- Directed by: Joseph Franz; Milburn Morante;
- Written by: Frank S. Beresford; Frank C. Robertson;
- Produced by: Carl Laemmle
- Starring: Pete Morrison; Jim Welch; Barbara Starr;
- Cinematography: Jack Young
- Production company: Universal Pictures
- Distributed by: Universal Pictures
- Release date: March 21, 1926;
- Running time: 52 minutes
- Country: United States
- Language: Silent (English intertitles)

= Blue Blazes (1926 film) =

1926 film

Blue Blazes is a 1926 American silent Western film directed by Joseph Franz and Milburn Morante and starring Pete Morrison, Jim Welch, and Barbara Starr.

==Plot==
As described in a film magazine review, Grace Macy searches for money hidden by her grandfather just before he was killed by thieves. She hears a dying criminal's confession which brands McKeller as the murderer. Buck Fitzgerald offers to help her. Dee Halloran knows that McKeller is innocent. Buck attacks Grace to obtain the confession, but she escapes to Death Wash, where her grandfather's deserted cabin is located, pursued by Buck and his men.

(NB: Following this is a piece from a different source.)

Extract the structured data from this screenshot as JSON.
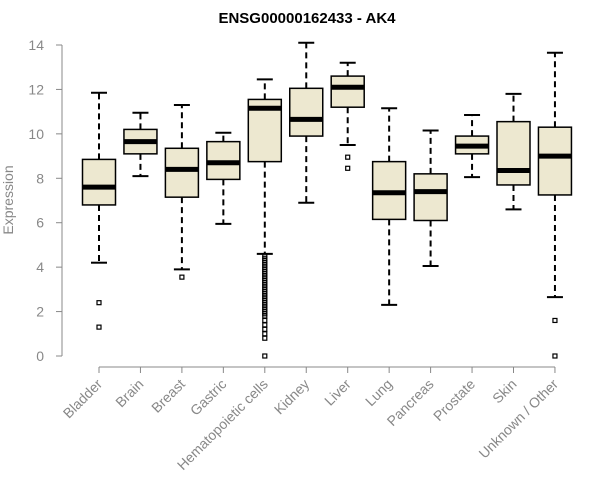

Dee comes to the rescue of Grace, locates the missing money, and wins her affection.

==Cast==
- Pete Morrison as Dee Halloran
- Jim Welch as McKeller
- Barbara Starr as Grace Macy
- Dick La Reno Jr. as Jess Macy
- Les Bates as Buck Fitzgerald
- Jerome La Grasse as Matt Bunker
- James B. Lowe as Rastus

== Reception ==
The magazine, Photoplay, called the film "fair" with "usual riding, shooting, conflict and love" for a western of its time.

==Preservation==
With no holdings located in archives, Blue Blazes is considered a lost film.